His dismissal leaves England in real trouble, tottering at 69 for 4 in reply to India's 521. Alistair Cook is still there but the next partnership will be crucial, it may even decide the game. Fortunately replacing Pietersen is a man with more than 5000 test runs, a man possessed with an unnatural degree of talent and a consumate player of orthodox spin. We are in safe hands.

His first ball is a slow, floated delivery. There's a chassis down the pitch, a full swing of the bat and the ball floats gently into the hands of mid off.  Ian Bell c Tendulkar b Ojha 0.  Horrid. Not ugly, never ugly, just horrid.

For many such dismissals will always define Bell. Soft and self-inflicted, seemingly proving that deep down he just isn't made of the right stuff. It's nonsense of course. This is a man who now has almost 8000 )Test runs and 22 hundreds. Only Cook and Pietersen have more. This is the man who almost single-handedly ensured that England won back the Ashes in 2013. You don't do that by being soft. Of course when you stop scoring runs as well (Bell averages less than 30 and is without a hundred since those 2013 Ashes) then you are in trouble. The decision to drop him following the 2014 series in the UAE was tough and I would argue mistaken given the weakness of the alternative candidates, but hardly unfair.

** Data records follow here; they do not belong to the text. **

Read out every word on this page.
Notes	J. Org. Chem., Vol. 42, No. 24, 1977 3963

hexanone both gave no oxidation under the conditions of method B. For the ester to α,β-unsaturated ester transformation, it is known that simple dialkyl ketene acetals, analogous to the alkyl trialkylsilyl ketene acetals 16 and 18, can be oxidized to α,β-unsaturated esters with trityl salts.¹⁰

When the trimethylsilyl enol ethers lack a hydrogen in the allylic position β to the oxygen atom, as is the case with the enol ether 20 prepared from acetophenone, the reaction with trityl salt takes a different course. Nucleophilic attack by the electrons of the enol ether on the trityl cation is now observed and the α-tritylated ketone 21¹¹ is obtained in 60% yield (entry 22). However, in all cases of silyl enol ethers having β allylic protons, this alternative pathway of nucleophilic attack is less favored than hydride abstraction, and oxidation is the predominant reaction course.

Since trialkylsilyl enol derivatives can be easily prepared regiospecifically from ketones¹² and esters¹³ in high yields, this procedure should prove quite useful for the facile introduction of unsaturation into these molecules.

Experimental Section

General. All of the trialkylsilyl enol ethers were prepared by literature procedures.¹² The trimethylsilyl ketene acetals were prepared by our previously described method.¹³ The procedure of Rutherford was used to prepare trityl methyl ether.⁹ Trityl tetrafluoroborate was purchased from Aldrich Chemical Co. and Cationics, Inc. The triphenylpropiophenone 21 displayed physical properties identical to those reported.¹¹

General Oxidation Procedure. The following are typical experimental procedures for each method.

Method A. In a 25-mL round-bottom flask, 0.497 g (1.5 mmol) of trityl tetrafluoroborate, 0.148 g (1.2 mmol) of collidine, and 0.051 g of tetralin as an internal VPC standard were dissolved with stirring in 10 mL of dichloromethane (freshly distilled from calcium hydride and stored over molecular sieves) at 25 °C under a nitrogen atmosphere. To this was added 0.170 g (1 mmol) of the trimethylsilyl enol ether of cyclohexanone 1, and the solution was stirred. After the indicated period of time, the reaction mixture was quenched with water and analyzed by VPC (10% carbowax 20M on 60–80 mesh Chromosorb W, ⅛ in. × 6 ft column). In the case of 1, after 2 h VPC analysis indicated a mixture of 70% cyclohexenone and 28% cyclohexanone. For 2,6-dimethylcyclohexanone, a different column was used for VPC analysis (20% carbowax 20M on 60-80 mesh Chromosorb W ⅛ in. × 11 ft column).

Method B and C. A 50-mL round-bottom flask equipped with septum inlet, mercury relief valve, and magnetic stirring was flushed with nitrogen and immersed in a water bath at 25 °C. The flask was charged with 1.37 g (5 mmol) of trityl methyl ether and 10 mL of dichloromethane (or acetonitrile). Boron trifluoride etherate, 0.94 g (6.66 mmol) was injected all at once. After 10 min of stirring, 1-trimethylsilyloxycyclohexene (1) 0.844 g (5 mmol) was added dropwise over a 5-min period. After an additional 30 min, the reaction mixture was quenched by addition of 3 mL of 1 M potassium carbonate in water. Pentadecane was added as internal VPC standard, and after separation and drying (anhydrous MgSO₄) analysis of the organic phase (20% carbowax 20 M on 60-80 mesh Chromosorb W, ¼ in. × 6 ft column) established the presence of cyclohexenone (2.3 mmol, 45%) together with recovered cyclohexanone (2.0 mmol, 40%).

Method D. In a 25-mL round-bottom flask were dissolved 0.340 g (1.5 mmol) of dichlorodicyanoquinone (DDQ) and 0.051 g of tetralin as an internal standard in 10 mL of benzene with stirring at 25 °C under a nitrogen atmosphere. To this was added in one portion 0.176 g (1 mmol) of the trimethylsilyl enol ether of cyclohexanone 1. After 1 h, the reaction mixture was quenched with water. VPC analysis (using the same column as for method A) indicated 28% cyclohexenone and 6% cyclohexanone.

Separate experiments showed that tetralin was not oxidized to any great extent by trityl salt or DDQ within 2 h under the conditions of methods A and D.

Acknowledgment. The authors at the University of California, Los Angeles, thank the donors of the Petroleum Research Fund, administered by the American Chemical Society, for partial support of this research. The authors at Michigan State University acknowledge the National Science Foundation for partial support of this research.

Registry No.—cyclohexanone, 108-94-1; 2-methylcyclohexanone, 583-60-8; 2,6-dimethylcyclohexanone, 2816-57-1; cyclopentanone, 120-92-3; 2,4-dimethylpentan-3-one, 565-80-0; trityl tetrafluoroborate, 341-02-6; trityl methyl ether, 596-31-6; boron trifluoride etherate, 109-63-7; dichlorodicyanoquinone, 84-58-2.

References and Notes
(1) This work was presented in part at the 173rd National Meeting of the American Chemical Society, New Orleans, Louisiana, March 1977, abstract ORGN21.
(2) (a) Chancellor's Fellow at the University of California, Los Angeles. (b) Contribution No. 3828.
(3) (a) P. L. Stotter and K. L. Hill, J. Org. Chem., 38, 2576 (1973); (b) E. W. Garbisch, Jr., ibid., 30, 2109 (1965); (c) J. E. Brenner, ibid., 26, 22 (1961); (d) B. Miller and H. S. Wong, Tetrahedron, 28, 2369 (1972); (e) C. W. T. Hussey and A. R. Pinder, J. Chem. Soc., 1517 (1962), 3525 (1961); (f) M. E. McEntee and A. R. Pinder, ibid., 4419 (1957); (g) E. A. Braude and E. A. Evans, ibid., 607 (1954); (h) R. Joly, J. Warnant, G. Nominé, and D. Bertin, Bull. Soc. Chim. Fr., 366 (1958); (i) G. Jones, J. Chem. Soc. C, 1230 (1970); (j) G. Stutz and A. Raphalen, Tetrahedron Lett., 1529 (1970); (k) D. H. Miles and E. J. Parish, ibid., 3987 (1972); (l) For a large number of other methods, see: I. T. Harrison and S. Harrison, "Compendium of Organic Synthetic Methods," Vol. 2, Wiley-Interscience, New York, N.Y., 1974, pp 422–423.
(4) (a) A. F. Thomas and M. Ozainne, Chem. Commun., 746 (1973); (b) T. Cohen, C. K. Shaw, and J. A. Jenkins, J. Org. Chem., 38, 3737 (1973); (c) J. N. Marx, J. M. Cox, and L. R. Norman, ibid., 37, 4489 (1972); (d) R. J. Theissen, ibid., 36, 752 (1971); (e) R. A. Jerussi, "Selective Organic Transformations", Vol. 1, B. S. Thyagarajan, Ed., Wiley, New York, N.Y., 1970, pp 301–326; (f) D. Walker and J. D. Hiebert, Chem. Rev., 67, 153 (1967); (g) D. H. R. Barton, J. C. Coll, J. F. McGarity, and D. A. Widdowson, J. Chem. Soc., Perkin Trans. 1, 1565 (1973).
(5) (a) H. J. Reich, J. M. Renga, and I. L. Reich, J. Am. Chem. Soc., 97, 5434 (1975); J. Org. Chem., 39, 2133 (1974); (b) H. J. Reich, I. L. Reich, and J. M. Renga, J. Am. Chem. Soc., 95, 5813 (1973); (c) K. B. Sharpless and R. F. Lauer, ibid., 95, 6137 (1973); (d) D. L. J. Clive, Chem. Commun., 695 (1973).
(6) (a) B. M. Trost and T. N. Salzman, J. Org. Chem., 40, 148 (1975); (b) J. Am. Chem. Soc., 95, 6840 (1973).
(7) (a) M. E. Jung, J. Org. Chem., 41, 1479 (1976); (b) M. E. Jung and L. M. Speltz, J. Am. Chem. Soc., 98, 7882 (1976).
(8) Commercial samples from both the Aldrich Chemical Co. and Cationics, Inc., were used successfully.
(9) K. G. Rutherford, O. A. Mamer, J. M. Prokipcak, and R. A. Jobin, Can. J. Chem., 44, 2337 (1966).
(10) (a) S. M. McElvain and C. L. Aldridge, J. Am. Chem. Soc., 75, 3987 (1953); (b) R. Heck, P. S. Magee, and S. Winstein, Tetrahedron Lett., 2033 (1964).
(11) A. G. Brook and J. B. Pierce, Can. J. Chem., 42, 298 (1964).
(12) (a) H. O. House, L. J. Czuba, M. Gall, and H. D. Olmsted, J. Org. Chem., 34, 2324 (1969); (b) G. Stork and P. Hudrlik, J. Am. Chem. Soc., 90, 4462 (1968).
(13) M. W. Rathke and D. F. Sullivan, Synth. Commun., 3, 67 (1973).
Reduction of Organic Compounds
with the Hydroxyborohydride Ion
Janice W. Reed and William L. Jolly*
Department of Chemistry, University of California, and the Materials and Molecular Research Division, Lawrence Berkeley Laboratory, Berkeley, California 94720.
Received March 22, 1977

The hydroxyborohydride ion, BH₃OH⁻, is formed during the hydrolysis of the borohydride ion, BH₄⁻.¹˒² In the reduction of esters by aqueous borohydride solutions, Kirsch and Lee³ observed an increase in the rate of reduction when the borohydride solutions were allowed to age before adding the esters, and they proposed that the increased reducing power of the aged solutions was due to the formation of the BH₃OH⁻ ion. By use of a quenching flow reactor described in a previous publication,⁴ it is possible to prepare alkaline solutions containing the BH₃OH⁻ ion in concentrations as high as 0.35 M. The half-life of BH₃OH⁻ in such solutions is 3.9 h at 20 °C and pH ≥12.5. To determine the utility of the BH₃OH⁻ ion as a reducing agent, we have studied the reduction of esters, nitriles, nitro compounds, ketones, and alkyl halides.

Ironically he now stands on the cusp of an unexpected comeback in part because of a succession of 'soft' failures by what we might call his aesthetic successor, James Vince. Currently England's top order is hopelessly shaky. Alex Hales and Gary Ballance have done little to settle doubts about their long term suitability although it is likely that at least one will survive to tour this winter. In this context the return of Bell seems essential, he might not be in the greatest form but it is not form that this top order is lacking. It is class.


If nothing else, Bell's return should immediately relieve some of the pressure that has piled up on Cook and Joe Root. Despite decent looking figures neither will be entirely happy with their summer's work with promising starts too often failing to result in match changing scores (and dare I say it one or two rather flaccid dismissals too), But these are clinical, pragmatic reasons. Important for selectors, irrelevant for cricket lovers. I just want to see Bell back. For me, for you, for the game. We should all want him back.  In these power obsessed day where bats have sides rather than edges there is a special joy in witnessing a player defined not by muscles but by grace and timing. Like so many things you don't appreciate it until it is gone. I know I didn't. This time I'm just going to sit back and enjoy it.